Petite lucarne sur le monde des apparences, un objet trône dans toutes les maisons. Sans distinction, la beauté y côtoie la laideur et le tragique vient jouxter le divertissement.

Nous sommes ainsi confrontés à une prise de pouvoir insidieuse qui nous dicte les couleurs du ciel et la météo du monde, qui associe la douceur de nos rêves à une banalisation de l’horreur. Soumis à une médiatisation dont le contrôle nous échappe, nos télécommandes deviennent des objets magiques qui nous confèrent l’illusion d’un pouvoir dans le choix supposé des programmes. Et nous nous transformons en maîtres du monde branchés à un collectif sans visage.

Mais pour moi qui vis dans ce qu’on a coutume de nommer une zone blanche, là où les réseaux internet ne peuvent être normalement desservis, une antenne effectue pour moi, en fonction de sa rotation sur mon toit, le choix cornélien entre les diverses propositions que les différentes chaînes de télévision déversent au quotidien.

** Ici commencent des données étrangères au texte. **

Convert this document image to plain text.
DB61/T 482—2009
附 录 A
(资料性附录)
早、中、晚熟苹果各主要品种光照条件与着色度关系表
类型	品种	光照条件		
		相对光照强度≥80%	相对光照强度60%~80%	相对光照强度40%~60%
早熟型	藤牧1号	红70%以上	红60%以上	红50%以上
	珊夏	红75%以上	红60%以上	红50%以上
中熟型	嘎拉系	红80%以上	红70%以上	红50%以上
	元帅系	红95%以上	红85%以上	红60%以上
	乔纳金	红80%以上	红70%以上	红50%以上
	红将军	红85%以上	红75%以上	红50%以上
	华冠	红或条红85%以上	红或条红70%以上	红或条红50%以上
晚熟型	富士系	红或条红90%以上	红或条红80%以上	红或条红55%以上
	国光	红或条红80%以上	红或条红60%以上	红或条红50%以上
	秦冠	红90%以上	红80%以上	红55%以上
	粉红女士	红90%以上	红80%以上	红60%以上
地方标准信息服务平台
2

Sexe, guerres, pouvoir, argent, faits divers, le tout savamment agencé pour une meilleure accoutumance permet une digestion lente et progressive. Nous scrutons ainsi l’horreur de nos yeux innocents, rassurés par nos bons sentiments et déployant notre plus grande empathie pour ceux qui souffrent, désireux d’aider ceux qui n’ont plus rien.

Audience

Conscience

Regardez la TV, regardez la publicité

C’est la charité

C’est la charité[1]

 

Les causes humanitaires transforment la charité en spectacle, la générosité en business. Octobre 2023: Vianney, parrain du Téléthon, a toutes les qualités requises pour assurer le show.

Le marathon télévisuel est ponctué du récit des familles, du combat des malades, des avancées de la recherche et de la mobilisation de milliers de bénévoles.

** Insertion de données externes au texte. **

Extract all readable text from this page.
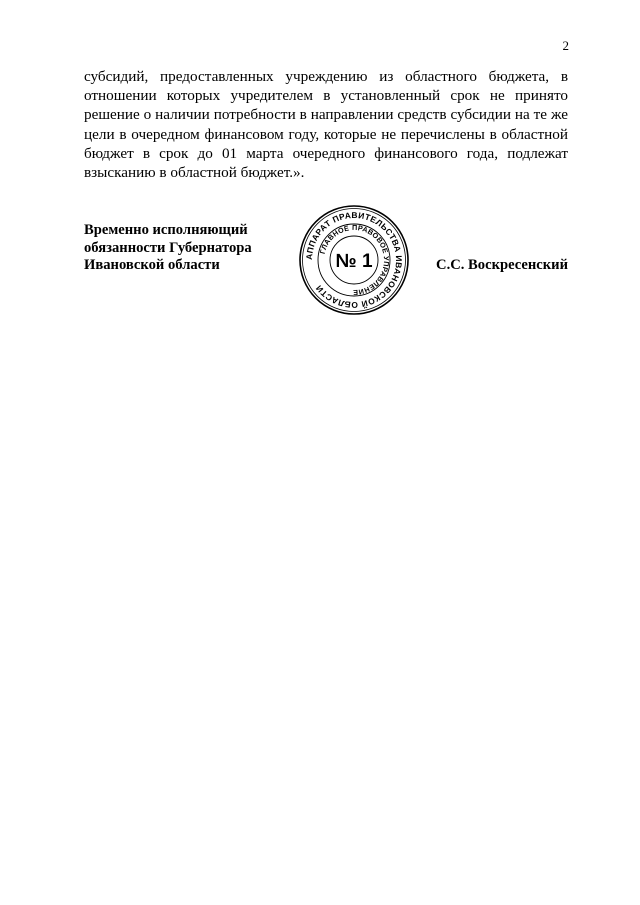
2

субсидий, предоставленных учреждению из областного бюджета, в отношении которых учредителем в установленный срок не принято решение о наличии потребности в направлении средств субсидии на те же цели в очередном финансовом году, которые не перечислены в областной бюджет в срок до 01 марта очередного финансового года, подлежат взысканию в областной бюджет.».

Временно исполняющий
обязанности Губернатора
Ивановской области
АППАРАТ ПРАВИТЕЛЬСТВА ИВАНОВСКОЙ ОБЛАСТИ
ГЛАВНОЕ ПРАВОВОЕ УПРАВЛЕНИЕ
№ 1	С.С. Воскресенский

Et le compteur infernal comptabilise les dons au fur et à mesure de leur envoi, avec un slogan majeur, celui de faire toujours mieux que l’année précédente.

De la charité business au slogan publicitaire, il n’y a qu’un pas. Mais pour la bonne cause. 

Écœurée par un affichage excessif et doucereux de la misère humaine, je change de chaîne. Mais me trouve littéralement harcelée par une autre forme de sollicitation financière.

 

Aïe, on nous fait croire

Que le bonheur c’est d’avoir

De l’avoir plein nos armoires

Dérision de nous, dérisoires[2]

 


Transformation


Au fil d’un argumentaire puissant, des produits dont nous nous sommes toujours passés se transforment en nécessité absolue. Des appareils, des objets, des machines, utiles, pratiques, indispensables, pas trop coûteux, surtout si l’achat se fait dans l’heure, pour maigrir, bricoler, se muscler, cuisiner, gagner du temps…

L’accessoire est devenu indispensable.

 

Il y a un nous mercantile dans chaque je austère.

Notre force morale individuelle s’est diluée dans une mollesse groupale, dans une société où la consommation se transforme en religion d’État, où nos aspirations se résument au pouvoir d’achat.

 

Un seul individu est-il en capacité de porter le poids du monde sur ses frêles épaules?

 

Foule sentimentale, on a soif d’idéal… Attirés par les étoiles, les voiles

Que des choses pas commerciales…[3]

 

 

Une foule serait-elle plus sentimentale qu’un seul individu? Faut-il rassembler une multitude de petits désirs pour en faire un grand? Nuits debout[4], ZAD[5], gilets jaunes[6]…promesses collectives pour un autre monde.

Dans le réel, ici et là, les mouvements sociaux proposent à coups de manifestations, de débats, de sit-in, d’occupation d’espaces publics, une autre vision du monde.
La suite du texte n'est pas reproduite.